Logistic regression is a classification algorithm used to predict the probability of a binary outcome. It is used when the output is a discrete binary value (one two possible). Note: Despite its name, logistic regression is used for classification, not regression!

Variable Naming:

  • $m$: Number of training examples
  • $x$: Feature (input variable)
  • $x^{(i)}$: Feature of the $i$-th training example (one-based index)
  • $y$: Target (output variable)
  • $y^{(i)}$: Target of the $i$-th training example (one-based index)
  • $\hat{y}$: Prediction
  • $w$: Weight
  • $b$: Bias
  • $\alpha$: Learning rate

Model

The model of logistic regression is represented by the function: $$ f_{w,b}(x) = \frac{1}{1 + e^{-(w \cdot x + b)}} $$ The function $$ g(z) = \frac{1}{1 + e^{-z}} $$ is called the sigmoid function or logistic function.

Cost

The squared error cost function used in linear regression is not suitable for logistic regression. The cost function for logistic regression uses the log loss function which is defined as: $$ L(f_{w,b}(x^{(i)}), y^{(i)}) = -\log(\hat{y}) $$ if $y = 1$ and $$ L(f_{w,b}(x^{(i)}), y^{(i)}) = -\log(1 - \hat{y}) $$ if $y = 0$.

The cost function is then defined as: $$ J(w,b) = -\frac{1}{m} \sum_{i=1}^{m} \left[ y^{(i)} \log(\hat{y}^{(i)}) + (1 - y^{(i)}) \log(1 - \hat{y}^{(i)}) \right] $$

Prediction

Predictions are made using the learned values of $w$ and $b$: $$ \hat{y} = \frac{1}{1 + e^{-(w \cdot x + b)}} $$ The prediction is then rounded to 1 or 0 based on the threshold (usually 0.5, but not necessarily!).

Gradient Descent

The run gradient descent the partial derivatives of the cost function with respect to $w$ and $b$ are needed. The partial derivative of the cost function with respect to $w$ is: $$ \frac{\partial}{\partial w}J(w,b) = \frac{1}{m} \sum_{i=1}^{m} (f_{w,b}(x^{(i)}) - y^{(i)}) \cdot x^{(i)} $$ The partial derivative of the cost function with respect to $b$ is: $$ \frac{\partial}{\partial b}J(w,b) = \frac{1}{m} \sum_{i=1}^{m} (f_{w,b}(x^{(i)}) - y^{(i)}) $$

Additional

The same concepts of learning curves, vectorized implementation and feature scaling as in linear regression can be applied to logistic regression.

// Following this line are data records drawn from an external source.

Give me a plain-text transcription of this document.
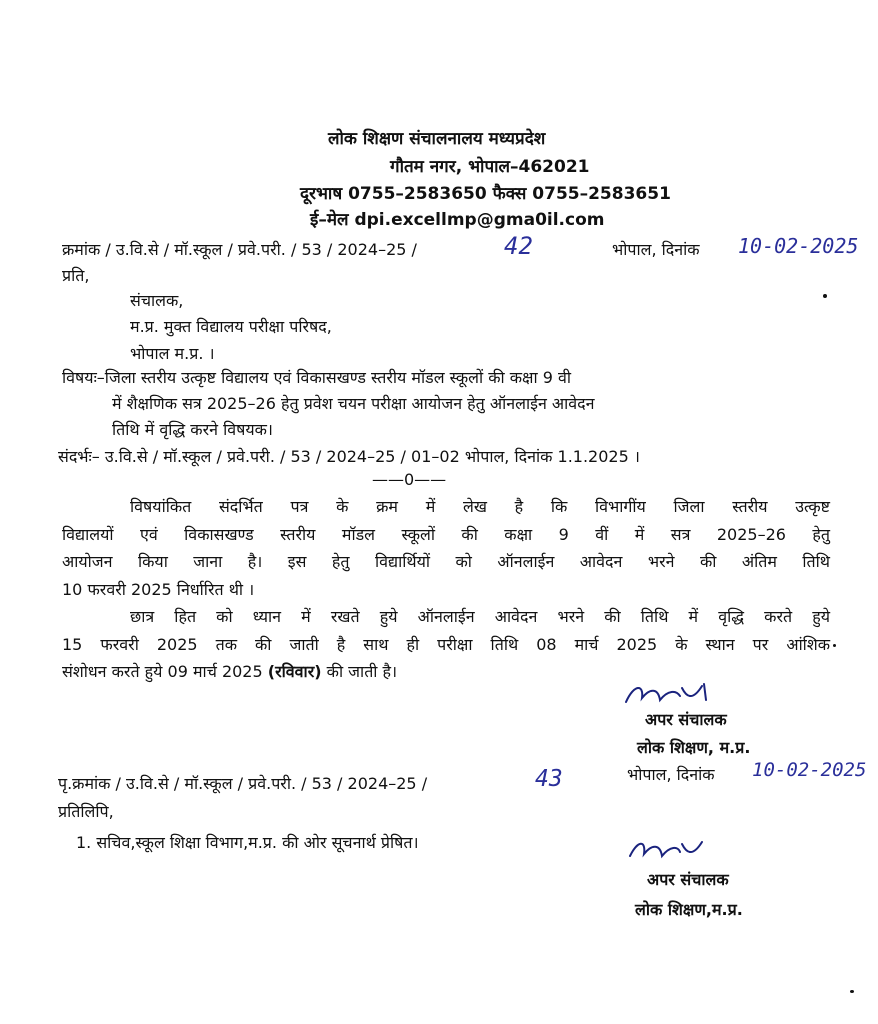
लोक शिक्षण संचालनालय मध्यप्रदेश
गौतम नगर, भोपाल–462021
दूरभाष 0755–2583650 फैक्स 0755–2583651
ई–मेल dpi.excellmp@gma0il.com
क्रमांक / उ.वि.से / मॉ.स्कूल / प्रवे.परी. / 53 / 2024–25 /	42	भोपाल, दिनांक 10-02-2025
प्रति,
संचालक,
म.प्र. मुक्त विद्यालय परीक्षा परिषद,
भोपाल म.प्र. ।
विषयः–जिला स्तरीय उत्कृष्ट विद्यालय एवं विकासखण्ड स्तरीय मॉडल स्कूलों की कक्षा 9 वी
में शैक्षणिक सत्र 2025–26 हेतु प्रवेश चयन परीक्षा आयोजन हेतु ऑनलाईन आवेदन
तिथि में वृद्धि करने विषयक।
संदर्भः– उ.वि.से / मॉ.स्कूल / प्रवे.परी. / 53 / 2024–25 / 01–02 भोपाल, दिनांक 1.1.2025 ।
——0——
विषयांकित संदर्भित पत्र के क्रम में लेख है कि विभागींय जिला स्तरीय उत्कृष्ट
विद्यालयों एवं विकासखण्ड स्तरीय मॉडल स्कूलों की कक्षा 9 वीं में सत्र 2025–26 हेतु
आयोजन किया जाना है। इस हेतु विद्यार्थियों को ऑनलाईन आवेदन भरने की अंतिम तिथि
10 फरवरी 2025 निर्धारित थी ।
छात्र हित को ध्यान में रखते हुये ऑनलाईन आवेदन भरने की तिथि में वृद्धि करते हुये
15 फरवरी 2025 तक की जाती है साथ ही परीक्षा तिथि 08 मार्च 2025 के स्थान पर आंशिक
संशोधन करते हुये 09 मार्च 2025 (रविवार) की जाती है।
अपर संचालक
लोक शिक्षण, म.प्र.
भोपाल, दिनांक 10-02-2025
पृ.क्रमांक / उ.वि.से / मॉ.स्कूल / प्रवे.परी. / 53 / 2024–25 /	43
प्रतिलिपि,
1. सचिव,स्कूल शिक्षा विभाग,म.प्र. की ओर सूचनार्थ प्रेषित।
अपर संचालक
लोक शिक्षण,म.प्र.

Overfitting and Underfitting

Over- and underfitting are problems in machine learning where the model does not generalize well to new, unseen data. The concepts of bias and variance are used to describe these problems.

Bias

Bias describes the preconceptual assumptions made by the model. High bias can cause underfitting because the model is too simple to capture the underlying structure of the data. Too few features or too simple a model can lead to high bias.

Reduce Bias

There are several ways to reduce bias.

  1. More Features: Adding more features (by engineering or selection) can help reduce bias.
  2. More Complex Model: Using a more complex model can help reduce bias.
  3. Regularization: Regularization can help reduce bias by penalizing large weights.

Variance

Variance describes the amount by which the model would change if it were estimated using a different training data set. High variance is a sign of an overfit model. Too many features or too complex a model can lead to high variance.

Reduce Variance

There are several ways to reduce variance.

  1. More Data: More training data can help reduce variance.
  2. Feature Selection: Excluding or including features can help reduce variance.
  3. Regularization: Regularization can help reduce variance by penalizing large weights.